The Ottawa native has been busy for several months putting in 18 hour days getting ready for the games in Beijing. While feeding off the energy that the Olympics provide in supporting the Canadian athletes, there certainly are some challenges. For instance, Keogh’s team has had to make many quick adjustments in going from 750 Olympic hopefuls to just 331 Olympians in a very narrow time frame, and producing a 630 page media guide that profiles each Canadian athlete.
While each Olympics has its own issues, Beijing emerges with both social and political issues. “When the games begin, the focus will be on competition and the other issues should fall away,” stated Keogh.

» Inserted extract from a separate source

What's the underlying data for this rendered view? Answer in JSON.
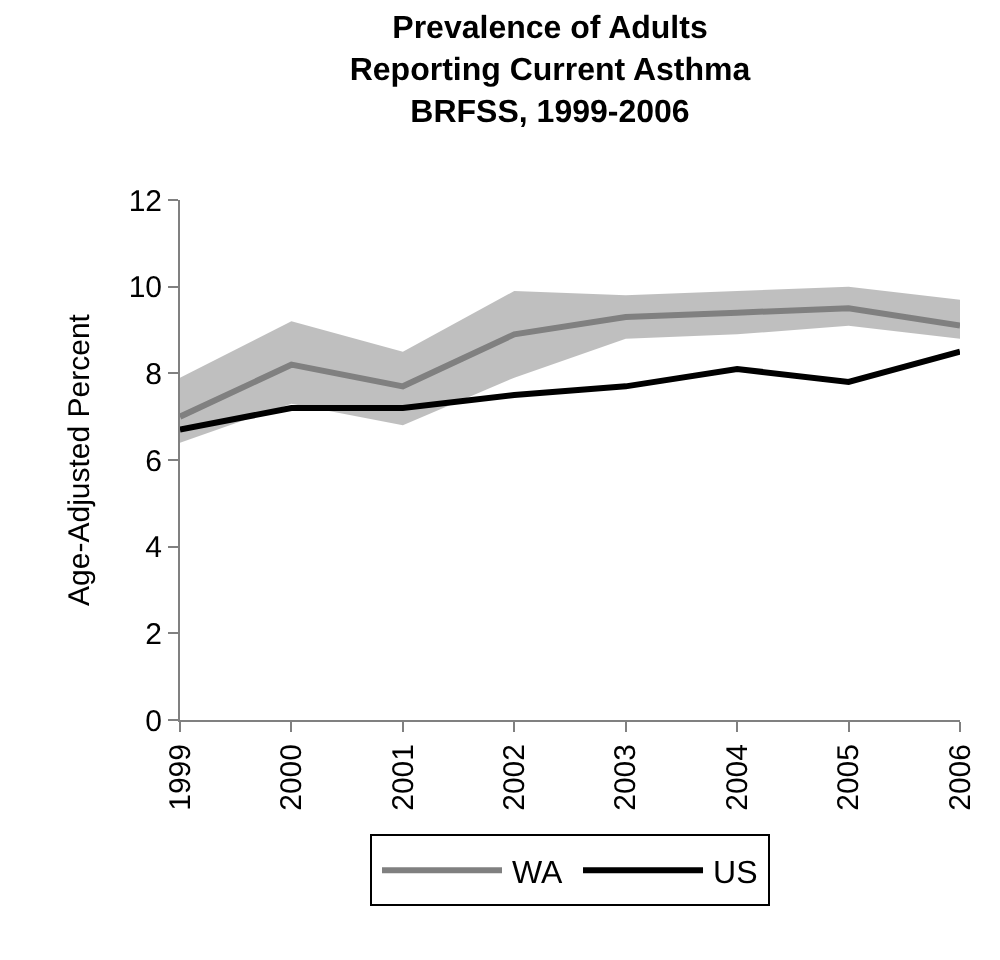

Transportation is also an issue for the games. The venues of the Olympics are spread out across Beijing, a city that supports a population of 17 million. “It becomes a little like planes, trains and automobiles when trying to get to the events and support the athletes,” Keogh noted. “Similar to the games in Athens, security is also very tight. Accreditation is your lifeline. If you lose it, you’re done!”
The other aspect that continues to evolve is digital media. While the internet has certainly been around for other games, social media has greatly changed. Where members of the media used to work around a 24 hour print news cycle, now the timeline has shrunk drastically, as there is a race to get stories to the internet in a timely manner. Those stories include blogs from the athletes and journalists sharing opinions and experiences while looking for reader feedback. In some ways, it’s a fine line for an athlete who has prepared many years for competition, to take time to communicate thru the media to tell their story versus simply focusing on the games at hand.
Those issues are all part of the job and Keogh feeds off of the high energy that the Olympics provide. He marvels at the opportunity to be around the best athletes in the world.
Asked about one of his Olympic memories, Keogh a basketball fan, recalls standing behind Chinese basketball star Yao Ming in the food line. “I’m 6’3″ and I’m up to Yao’s elbow, who stands 7’6”. Amazing.